At 25 years old, Out on Film is one of the longest-running gay and lesbian film festivals in the country. It has survived enormous changes in the ways gay and lesbian people are represented on film, in the ways viewers access content, and even in the ways film festivals are organized.
"There's more representation of gay, lesbian, and transgender people in movies and TV than ever before, but in many ways our community is still struggling with the same issues we were dealing with 30 years ago," says Jim Farmer, director of the festival since 2008. "It's still important to have a forum like this where we can all come together and watch films together in a safe environment."
The first Out on Film festival took place in 1988. After being presented under the umbrella of various entities — SAME, IMAGE, the Atlanta Film Festival — Out on Film finally became its own independently run event in 2008. In its 25 years, the fest has been presented at a number of locations, including the Chamblee Hollywood 24, the Plaza Theatre, and Phipps Plaza, before finally finding its home in the heart of gay Atlanta at Landmark's Midtown Art Cinema in 2003.
The 2012 film festival, which will screen dozens of movies Oct. 4-11, seeks to present a broad range of films by, for, and about the LGBTQ community. The explosion in the number and types of films representing gay people has made programming more difficult every year, Farmer says. "Twenty years ago, films about gay and lesbian people were a bit more limited in terms of variety," he says. "This was the hardest year simply because we had so much to choose from."
Although the annual festival doesn't have a theme, the notion of "looking back at history" became a strong thread in the films the jury selected for 2012, Farmer says. Contemporary classics like Hedwig and the Angry Inch (Oct. 6, 11:30 p.m.) and the indie hit Trick (Oct. 10, 9:10 p.m., with a festival appearance by scene-stealing drag queen Coco Peru) are among the films in the retrospective series. A screening of the acclaimed 2002 Israeli film Yossi and Jagger (Oct. 9, 4 p.m.) will be followed by the Atlanta premiere of its sequel, Yossi (Oct. 9, 7:30 p.m.), which picks up with the same characters 10 years after the end of the first film. The documentary United in Anger (Oct. 6, 12:30 p.m.) examines the history of the AIDS activist group Act Up, and Jobriath A.D. (Oct. 11, 6:15 p.m.) looks at the fate of the world's first openly gay rock musician in the 1970s.

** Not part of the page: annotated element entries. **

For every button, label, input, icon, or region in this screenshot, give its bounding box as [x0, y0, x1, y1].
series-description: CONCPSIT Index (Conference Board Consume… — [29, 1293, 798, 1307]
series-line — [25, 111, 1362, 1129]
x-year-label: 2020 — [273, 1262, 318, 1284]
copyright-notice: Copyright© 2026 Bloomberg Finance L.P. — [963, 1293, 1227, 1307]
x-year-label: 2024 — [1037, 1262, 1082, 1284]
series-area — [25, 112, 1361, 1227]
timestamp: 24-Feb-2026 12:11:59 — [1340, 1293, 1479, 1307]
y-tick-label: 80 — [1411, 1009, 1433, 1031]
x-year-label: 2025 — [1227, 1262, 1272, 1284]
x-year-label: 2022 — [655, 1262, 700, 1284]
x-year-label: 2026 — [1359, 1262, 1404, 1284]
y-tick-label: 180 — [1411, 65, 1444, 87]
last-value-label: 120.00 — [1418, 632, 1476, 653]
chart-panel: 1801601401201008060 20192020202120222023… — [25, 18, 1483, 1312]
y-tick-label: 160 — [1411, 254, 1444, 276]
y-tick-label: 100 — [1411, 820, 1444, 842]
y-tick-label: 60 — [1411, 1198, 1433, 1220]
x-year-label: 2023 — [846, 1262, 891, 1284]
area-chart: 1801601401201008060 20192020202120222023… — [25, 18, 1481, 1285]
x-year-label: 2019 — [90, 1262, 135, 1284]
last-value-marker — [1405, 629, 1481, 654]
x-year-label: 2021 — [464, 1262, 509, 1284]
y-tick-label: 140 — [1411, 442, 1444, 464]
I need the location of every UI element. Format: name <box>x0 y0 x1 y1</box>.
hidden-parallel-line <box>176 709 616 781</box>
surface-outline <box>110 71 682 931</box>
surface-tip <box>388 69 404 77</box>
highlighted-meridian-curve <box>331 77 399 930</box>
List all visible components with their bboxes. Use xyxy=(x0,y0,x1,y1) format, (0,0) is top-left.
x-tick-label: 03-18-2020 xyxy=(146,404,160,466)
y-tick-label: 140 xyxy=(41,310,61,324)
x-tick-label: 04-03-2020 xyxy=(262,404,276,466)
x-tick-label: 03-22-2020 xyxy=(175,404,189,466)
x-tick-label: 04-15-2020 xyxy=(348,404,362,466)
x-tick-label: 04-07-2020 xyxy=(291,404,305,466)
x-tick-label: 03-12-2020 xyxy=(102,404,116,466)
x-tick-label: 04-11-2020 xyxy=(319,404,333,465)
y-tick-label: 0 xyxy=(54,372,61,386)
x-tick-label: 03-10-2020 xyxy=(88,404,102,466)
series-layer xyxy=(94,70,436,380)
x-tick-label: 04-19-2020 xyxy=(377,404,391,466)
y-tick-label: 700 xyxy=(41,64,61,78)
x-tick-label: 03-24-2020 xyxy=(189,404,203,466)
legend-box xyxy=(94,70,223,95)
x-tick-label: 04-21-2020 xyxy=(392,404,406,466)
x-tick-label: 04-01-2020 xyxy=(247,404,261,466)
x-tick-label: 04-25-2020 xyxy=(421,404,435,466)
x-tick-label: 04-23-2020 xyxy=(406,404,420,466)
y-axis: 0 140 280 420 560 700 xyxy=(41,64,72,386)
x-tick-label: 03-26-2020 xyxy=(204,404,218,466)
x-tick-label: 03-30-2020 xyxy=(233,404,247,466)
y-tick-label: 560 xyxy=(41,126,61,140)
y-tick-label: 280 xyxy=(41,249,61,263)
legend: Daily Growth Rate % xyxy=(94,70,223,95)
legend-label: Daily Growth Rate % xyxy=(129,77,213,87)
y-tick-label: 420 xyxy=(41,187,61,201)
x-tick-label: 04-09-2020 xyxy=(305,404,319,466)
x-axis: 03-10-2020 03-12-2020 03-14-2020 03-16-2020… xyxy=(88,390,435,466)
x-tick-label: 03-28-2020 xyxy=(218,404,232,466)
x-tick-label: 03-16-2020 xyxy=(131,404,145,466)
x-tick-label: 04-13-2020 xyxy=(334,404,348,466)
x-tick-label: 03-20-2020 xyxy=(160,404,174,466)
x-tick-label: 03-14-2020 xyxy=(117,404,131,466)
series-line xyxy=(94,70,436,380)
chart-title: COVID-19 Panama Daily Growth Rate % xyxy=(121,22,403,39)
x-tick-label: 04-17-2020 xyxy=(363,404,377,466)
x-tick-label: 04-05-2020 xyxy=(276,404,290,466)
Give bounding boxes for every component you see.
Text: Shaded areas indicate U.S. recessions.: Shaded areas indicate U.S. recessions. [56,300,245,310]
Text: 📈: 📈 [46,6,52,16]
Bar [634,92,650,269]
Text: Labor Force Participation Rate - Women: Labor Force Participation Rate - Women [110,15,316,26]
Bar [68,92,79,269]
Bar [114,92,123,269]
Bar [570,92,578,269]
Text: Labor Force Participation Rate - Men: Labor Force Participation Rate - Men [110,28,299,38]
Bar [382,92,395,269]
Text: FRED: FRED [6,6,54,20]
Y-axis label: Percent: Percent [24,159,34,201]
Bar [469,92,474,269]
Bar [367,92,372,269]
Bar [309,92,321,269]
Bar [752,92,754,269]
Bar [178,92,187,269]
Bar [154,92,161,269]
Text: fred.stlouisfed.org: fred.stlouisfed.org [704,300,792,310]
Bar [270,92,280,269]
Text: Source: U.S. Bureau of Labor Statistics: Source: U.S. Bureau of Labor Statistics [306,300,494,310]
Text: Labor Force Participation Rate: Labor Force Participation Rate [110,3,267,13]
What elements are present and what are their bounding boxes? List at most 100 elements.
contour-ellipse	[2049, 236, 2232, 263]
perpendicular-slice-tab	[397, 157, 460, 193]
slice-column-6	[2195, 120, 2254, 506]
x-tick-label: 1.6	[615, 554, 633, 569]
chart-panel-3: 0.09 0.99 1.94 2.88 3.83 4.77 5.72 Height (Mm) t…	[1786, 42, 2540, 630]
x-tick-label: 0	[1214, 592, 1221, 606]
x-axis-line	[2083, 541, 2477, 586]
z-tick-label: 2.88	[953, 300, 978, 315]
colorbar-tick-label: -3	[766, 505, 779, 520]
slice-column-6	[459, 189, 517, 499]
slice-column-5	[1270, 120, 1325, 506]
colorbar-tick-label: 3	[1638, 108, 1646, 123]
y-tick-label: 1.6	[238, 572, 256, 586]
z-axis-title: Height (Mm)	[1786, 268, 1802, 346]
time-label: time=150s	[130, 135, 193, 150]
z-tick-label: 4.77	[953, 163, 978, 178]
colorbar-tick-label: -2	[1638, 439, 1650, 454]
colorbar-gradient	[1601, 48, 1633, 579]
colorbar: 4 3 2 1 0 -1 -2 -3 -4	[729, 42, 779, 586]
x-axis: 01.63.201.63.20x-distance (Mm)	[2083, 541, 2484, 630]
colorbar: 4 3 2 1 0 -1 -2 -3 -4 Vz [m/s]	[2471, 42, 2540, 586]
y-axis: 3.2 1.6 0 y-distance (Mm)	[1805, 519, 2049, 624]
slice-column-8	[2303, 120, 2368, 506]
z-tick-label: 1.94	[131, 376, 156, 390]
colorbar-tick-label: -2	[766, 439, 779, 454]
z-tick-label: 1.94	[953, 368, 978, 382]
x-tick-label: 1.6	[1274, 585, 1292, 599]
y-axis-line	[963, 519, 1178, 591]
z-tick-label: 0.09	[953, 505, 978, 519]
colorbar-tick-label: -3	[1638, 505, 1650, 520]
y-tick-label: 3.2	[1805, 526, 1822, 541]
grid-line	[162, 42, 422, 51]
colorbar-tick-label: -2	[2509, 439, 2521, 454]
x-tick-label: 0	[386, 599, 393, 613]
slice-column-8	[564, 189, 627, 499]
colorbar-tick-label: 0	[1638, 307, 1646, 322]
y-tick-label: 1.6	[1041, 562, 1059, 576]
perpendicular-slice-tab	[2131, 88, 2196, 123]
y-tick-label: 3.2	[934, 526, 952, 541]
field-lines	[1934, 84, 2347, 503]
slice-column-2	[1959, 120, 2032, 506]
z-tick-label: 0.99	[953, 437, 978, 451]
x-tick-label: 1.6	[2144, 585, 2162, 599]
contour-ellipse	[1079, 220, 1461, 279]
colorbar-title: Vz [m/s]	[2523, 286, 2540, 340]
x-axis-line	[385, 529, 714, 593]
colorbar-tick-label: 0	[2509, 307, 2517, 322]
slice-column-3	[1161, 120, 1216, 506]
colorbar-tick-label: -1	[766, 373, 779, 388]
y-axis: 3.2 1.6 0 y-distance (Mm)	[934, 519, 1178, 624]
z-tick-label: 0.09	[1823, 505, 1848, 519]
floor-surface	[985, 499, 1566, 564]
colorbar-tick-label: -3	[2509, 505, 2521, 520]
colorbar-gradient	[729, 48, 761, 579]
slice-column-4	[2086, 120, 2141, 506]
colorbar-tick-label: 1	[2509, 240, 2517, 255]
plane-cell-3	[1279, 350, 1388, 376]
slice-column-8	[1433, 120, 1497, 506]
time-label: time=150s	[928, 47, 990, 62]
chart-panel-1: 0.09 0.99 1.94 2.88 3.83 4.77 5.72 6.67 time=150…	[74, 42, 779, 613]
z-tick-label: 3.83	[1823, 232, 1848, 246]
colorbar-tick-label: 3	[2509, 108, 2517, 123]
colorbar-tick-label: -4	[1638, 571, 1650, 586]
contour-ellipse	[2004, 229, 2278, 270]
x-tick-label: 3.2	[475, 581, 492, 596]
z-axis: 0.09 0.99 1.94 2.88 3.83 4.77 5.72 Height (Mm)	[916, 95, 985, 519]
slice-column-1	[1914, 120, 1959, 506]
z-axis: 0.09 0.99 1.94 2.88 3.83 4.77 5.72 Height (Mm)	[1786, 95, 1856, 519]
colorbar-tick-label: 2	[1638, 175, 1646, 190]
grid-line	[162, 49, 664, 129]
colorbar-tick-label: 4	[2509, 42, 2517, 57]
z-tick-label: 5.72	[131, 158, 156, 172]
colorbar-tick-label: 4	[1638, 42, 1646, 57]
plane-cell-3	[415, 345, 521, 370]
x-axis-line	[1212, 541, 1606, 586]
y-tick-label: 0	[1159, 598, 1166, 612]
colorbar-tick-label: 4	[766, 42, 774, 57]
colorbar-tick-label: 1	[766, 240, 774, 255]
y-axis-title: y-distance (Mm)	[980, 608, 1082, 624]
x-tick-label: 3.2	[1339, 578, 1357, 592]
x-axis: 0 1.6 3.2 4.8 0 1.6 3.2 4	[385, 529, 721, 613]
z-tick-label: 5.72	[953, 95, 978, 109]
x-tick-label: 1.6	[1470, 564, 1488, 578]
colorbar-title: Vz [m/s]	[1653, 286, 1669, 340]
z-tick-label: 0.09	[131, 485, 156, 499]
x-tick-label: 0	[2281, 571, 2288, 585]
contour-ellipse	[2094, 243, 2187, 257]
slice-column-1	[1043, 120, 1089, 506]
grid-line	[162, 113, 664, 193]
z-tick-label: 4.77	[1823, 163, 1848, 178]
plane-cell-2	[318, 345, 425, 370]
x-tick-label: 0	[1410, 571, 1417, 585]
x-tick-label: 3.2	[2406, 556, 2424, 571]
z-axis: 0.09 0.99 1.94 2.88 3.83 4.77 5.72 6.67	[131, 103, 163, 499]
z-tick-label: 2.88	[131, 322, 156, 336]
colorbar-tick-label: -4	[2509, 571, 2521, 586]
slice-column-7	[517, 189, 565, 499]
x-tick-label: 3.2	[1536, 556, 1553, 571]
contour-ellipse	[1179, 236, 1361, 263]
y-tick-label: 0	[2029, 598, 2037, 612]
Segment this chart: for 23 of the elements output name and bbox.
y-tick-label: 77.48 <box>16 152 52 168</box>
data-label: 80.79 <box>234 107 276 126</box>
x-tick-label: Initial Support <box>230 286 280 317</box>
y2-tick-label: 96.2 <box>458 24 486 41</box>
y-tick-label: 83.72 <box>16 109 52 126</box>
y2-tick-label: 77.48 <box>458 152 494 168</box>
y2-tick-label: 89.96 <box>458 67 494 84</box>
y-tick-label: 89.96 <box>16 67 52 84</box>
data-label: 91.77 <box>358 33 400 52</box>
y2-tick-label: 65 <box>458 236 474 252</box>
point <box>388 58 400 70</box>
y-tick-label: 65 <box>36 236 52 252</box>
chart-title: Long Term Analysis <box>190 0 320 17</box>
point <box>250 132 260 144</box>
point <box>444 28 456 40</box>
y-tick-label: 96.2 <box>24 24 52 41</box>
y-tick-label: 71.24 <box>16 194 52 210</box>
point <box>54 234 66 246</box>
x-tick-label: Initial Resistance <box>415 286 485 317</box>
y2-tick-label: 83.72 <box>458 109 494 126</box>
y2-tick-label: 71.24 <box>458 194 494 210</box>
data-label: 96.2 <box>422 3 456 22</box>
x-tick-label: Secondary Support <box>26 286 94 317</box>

Out on Film also seeks to present films with a strong local or Southern angle: Shorts with Local Flair (Oct. 11, 5 p.m.) is a collection of short films by local filmmakers, including the documentary Whistlin' Dixie, which focuses on queer musicians in the South and features interviews with Indigo Girl Amy Ray and the Athens Boys Choir. "I'm very proud of the fact that we try very hard to make it about the entire community," says Farmer. "We try to make it about everyone, even for films that might not have huge commercial impact."
The festival also includes a lot of non-film events: Q&As, artist and director appearances (at least one every day of the eight-day festival), opening and closing night parties, and panel discussions. It's these events, Farmer says, that continue to set the festival apart. "Gay Atlanta is big, and there's a lot going on. You really have to struggle to stick out. ... 10 years ago, it was hard to even find a gay film. Nowadays there are so many ways of accessing gay and lesbian content. But at Out on Film, you're not just watching a movie. You're going to see a film with other people in your community. We want to make it an experience."